Since then, she said, her life has been a whirlwind of MRIs, CT PET scans, and preparing for chemo and radiotherapy, and all other therapy needed.
“The boss, Jacinda, has been a friend, a colleague and my boss through this process. I called her the night I came back to tell her. And her words were deep. I will always have so much respect for the way she deals with dealing with me the past few weeks or so.A text away – always.
“That today she will make an announcement that I will take medical leave from work to focus on the struggle I have for me. She will also appoint acting ministers in my portfolios.”
Allan often said, people’s first question is, “Is there anything I can do?”
“My answer is yes now. Please, please, please – encourage your sisters, your mothers, your daughters, your friends – please #SmearYourMea – it can save your life – and we just need you here.”
‘Destructive News’ – PM
Ardern said she was “well” due to the cancer diagnosis.
“It’s fair to say, as a friend and colleague, I’m hurt by the news – the whole team has.
“But we are also so heartbroken by the character, the person who is Kiri.”
Ardern said Allan from the beginning had “shown a level of determination on her health and well-being, but to finally come back and be a part of the team again”.
Ardern said her focus now was to make sure she looked after herself first and foremost.
“And that we’re here, really, and waiting for her to come back.”
The Prime Minister asked everyone to “look for the warning signs” when it came to cervical cancer.
In an earlier statement, Ardern said: “I consider Kiri not just a colleague but a friend. This news has been devastating. But I also know that Kiri is a person of decisions, and as we have been talking for the past few days I can hear how focus she is on her treatment, and ultimately her return.
“Kiri’s parliamentary family will do everything in their power to support her during her treatment and recovery.
“Until Kiri is able to return to work, I will appoint acting ministers in her portfolios.
“Kris Faafoi will be acting Minister of Emergency Management. He has held the portfolio before, so bringing knowledge and experience with him to the acting role.
Ayesha Verrall will be the Acting Minister of Conservation and Peeni Henare will be the Acting Associate Minister of Arts Culture and Heritage.
“I look forward to welcoming Kiri back into the team and into the cabinet upon her return.”
Ardern said Allan had indicated she would like to return to work in three or four months – Ardern said it would be fine if she was healthy enough.
Allan has asked for privacy because she and her whānau are focusing on their care and recovery.
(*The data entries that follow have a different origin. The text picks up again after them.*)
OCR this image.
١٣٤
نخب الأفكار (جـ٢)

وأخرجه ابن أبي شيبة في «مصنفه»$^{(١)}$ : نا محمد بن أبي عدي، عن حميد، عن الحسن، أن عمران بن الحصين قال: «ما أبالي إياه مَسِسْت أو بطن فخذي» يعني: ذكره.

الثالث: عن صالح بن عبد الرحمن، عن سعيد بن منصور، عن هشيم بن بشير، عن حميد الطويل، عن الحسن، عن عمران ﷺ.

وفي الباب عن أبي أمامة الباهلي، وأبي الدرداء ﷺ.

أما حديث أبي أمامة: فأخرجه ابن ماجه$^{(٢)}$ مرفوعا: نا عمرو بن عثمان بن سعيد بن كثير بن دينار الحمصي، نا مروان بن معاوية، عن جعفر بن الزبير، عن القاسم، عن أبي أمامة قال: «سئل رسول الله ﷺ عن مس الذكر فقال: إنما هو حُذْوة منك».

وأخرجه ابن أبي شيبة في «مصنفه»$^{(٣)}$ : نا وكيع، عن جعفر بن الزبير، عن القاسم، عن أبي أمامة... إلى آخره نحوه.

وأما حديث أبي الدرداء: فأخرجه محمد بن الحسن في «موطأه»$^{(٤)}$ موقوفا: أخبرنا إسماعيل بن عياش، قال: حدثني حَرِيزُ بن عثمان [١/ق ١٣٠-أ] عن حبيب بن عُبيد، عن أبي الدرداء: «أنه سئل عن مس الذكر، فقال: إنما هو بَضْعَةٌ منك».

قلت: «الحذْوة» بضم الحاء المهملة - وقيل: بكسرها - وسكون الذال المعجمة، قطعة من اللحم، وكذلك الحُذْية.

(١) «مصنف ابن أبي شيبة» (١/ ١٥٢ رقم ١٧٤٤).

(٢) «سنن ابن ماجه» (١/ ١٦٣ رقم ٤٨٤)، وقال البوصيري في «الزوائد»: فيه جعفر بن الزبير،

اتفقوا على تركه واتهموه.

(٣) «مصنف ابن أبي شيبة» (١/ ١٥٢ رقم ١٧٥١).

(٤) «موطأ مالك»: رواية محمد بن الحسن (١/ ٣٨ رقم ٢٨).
National leader Judith Collins said Allan was “very brave”.
“It must have been an unimaginably traumatic time for her and the fact that she was dealing with the Civil Defense issue while knowing this was all happening really speaks volumes about her dedication and courage.”
Collins said the diagnosis was a reminder for all women to have a cervical pain test done.
“And it’s also a reminder that this can really hit people everywhere, it’s a very deceptive disease.
“Kiri’s situation is a reminder to every woman to get out there and test it.”
Collins said the parliament was “all consuming” and what little personal time MPs had left went normally to their families.
“It’s not always an easy place to actually take some time to look after yourself.”